Did you miss these the first time around? Here’s your chance to catch up on what your favorite writers have been saying!

7 Insightful Author Interviews
  1. Sebastian Junger. In Tribe, Junger says our high depression rate owes to the fact that “we live in an individualistic society and we’re affluent enough to live separate lives, which is good in some ways. But it can lead to alienation and loneliness, which correlates to...mental-health issues like suicide and depression. Necessity requires us to become close, but wealth allows us to be buffered by space, time, and separateness.”
  1. Eric Jerome Dickey. The author of Blackbirds explains that his newest novel came about “[at] random. I hadn’t planned on revisiting this set of characters, but I’d always thought about doing a novel featuring characters from different novels, as I did here.”

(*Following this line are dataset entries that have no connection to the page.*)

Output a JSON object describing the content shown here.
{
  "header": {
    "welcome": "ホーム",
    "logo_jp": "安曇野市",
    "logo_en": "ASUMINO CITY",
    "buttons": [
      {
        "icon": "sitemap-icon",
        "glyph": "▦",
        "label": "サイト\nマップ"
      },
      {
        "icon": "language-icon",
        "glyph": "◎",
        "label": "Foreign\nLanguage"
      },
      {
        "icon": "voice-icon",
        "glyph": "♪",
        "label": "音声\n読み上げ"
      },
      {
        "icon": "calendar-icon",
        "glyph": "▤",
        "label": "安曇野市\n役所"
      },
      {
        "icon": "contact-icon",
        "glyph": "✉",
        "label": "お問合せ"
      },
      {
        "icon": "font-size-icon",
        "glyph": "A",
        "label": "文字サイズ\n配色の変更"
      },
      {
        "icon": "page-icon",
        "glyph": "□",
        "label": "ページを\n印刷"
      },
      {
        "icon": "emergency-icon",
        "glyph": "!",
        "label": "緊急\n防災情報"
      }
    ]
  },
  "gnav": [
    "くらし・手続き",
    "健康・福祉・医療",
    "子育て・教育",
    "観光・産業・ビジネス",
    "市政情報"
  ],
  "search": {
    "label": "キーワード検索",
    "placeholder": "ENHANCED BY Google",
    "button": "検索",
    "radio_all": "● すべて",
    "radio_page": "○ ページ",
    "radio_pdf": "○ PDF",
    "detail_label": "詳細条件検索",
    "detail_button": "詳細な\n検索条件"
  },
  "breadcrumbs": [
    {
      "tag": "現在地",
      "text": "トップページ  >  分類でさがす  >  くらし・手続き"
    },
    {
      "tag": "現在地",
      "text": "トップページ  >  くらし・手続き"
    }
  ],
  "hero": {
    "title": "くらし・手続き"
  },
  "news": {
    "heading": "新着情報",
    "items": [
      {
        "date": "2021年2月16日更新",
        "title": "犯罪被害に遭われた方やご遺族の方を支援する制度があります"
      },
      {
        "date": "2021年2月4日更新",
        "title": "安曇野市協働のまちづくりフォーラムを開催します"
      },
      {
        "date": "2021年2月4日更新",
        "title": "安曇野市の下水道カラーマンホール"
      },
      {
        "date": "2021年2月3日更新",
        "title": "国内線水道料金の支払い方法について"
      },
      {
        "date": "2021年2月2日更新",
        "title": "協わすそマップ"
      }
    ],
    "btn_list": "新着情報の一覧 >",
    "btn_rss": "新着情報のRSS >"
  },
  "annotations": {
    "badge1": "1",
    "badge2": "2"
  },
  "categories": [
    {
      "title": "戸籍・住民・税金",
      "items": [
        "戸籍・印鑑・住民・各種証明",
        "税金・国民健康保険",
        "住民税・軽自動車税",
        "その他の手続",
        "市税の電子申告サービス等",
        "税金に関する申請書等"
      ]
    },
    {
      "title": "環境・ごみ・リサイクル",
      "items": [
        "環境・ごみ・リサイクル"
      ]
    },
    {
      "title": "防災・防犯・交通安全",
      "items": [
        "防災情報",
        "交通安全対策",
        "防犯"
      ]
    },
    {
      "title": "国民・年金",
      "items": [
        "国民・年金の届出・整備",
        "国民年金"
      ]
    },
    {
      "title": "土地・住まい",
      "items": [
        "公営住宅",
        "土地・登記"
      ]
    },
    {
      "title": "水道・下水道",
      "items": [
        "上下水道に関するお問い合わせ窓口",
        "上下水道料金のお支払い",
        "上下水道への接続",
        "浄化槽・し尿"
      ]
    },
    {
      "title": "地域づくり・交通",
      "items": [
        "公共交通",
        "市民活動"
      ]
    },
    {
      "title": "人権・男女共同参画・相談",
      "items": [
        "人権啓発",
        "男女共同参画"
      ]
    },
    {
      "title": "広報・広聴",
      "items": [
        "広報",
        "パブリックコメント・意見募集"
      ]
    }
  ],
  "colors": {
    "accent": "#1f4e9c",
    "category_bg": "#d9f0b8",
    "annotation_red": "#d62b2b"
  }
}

  1. Rebecca Traister. The author of All the Single Ladies feels progress is being made as far as society’s acceptance of women’s roles, but there’s still a long way to go. “So there’s a lot happening around social and economic policy by women and men in Congress, and it’s expanded into popular culture visionaries like Lena Dunham and Shonda Rhimes. There are all kinds of forces and voices in pop culture that are offering us a diverse view of what independence what might look like. There are still women who are being jailed for having abortions around the country, or denied reproductive rights, so we need those kinds of omnipresent voices that can deliver a strong message.”

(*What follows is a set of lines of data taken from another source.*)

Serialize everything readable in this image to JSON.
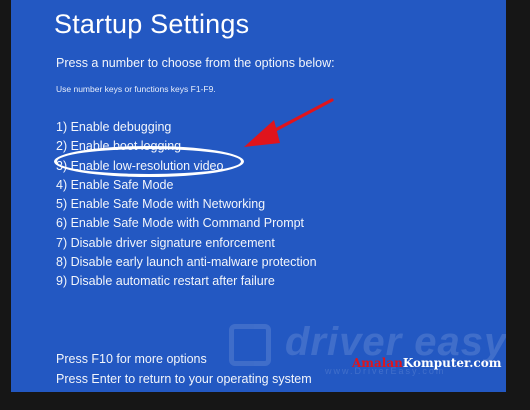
{
  "screen": {
    "title": "Startup Settings",
    "prompt": "Press a number to choose from the options below:",
    "hint": "Use number keys or functions keys F1-F9.",
    "options": [
      "1) Enable debugging",
      "2) Enable boot logging",
      "3) Enable low-resolution video",
      "4) Enable Safe Mode",
      "5) Enable Safe Mode with Networking",
      "6) Enable Safe Mode with Command Prompt",
      "7) Disable driver signature enforcement",
      "8) Disable early launch anti-malware protection",
      "9) Disable automatic restart after failure"
    ],
    "footer_more": "Press F10 for more options",
    "footer_return": "Press Enter to return to your operating system"
  },
  "annotation": {
    "highlight_color": "#ffffff",
    "arrow_color": "#e0141c"
  },
  "watermark": {
    "text": "driver easy",
    "subtext": "www.DriverEasy.com"
  },
  "brand": {
    "part1": "Amalan",
    "part2": "Komputer.com"
  },
  "colors": {
    "screen_background": "#2358c2",
    "page_background": "#161616",
    "text": "#ffffff"
  }
}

  1. John Prados. The historian says of Storm over Leyte that “I’ve followed the evolving history of World War II for decades. A few years ago, I argued that the next great challenge for writers on these events was to go back and reframe our accounts of the battles and campaigns in the light of the intelligence story that we now are attaining good knowledge of.”
  1. Jen Conley. The New Jersey-based crime writer feels that, when it comes to her work, “Maybe what I have sacrificed is developing other hobbies and interests. I like to garden, but half my stuff doesn’t survive the summer. Honestly, though, I don’t see writing as a sacrifice. It’s my passion, it makes me happy, proud. It’s a frustrating business, so I do have my down days, those days of rejection or waiting to hear from an editor, etc., and maybe that’s where the sacrifice is — if I didn’t write, maybe I’d be a bit more at ease in life.”

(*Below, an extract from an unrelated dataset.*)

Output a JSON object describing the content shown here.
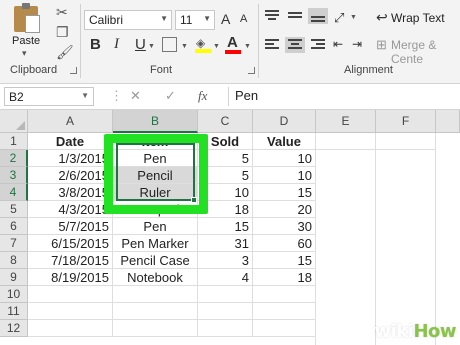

  1. Monica Hesse. The Washington Post reporter and author of the YA novel Girl in the Blue Coat warns against judging the actions of those struggling under Nazi occupation. “It’s really easy, in retrospect, for all of us to look back and say that we would have fought for the resistance, we would have fought against the Nazis. But, in fact, the percentage of resistance volunteers was really small. People were killed for it. People lost their entire families.”
  1. Joy Callaway. The author of Fifth Avenue Artists Society talks about how she envisioned her novel. “I suppose when I thought of what I wanted the Society to be — a mix of artists of all types, amateur and professional, known and unfamiliar — I thought of who I would want to meet there, and who, from the myriad wonderful Gilded Age artists, could I see mingling easily with any sort of crowd.”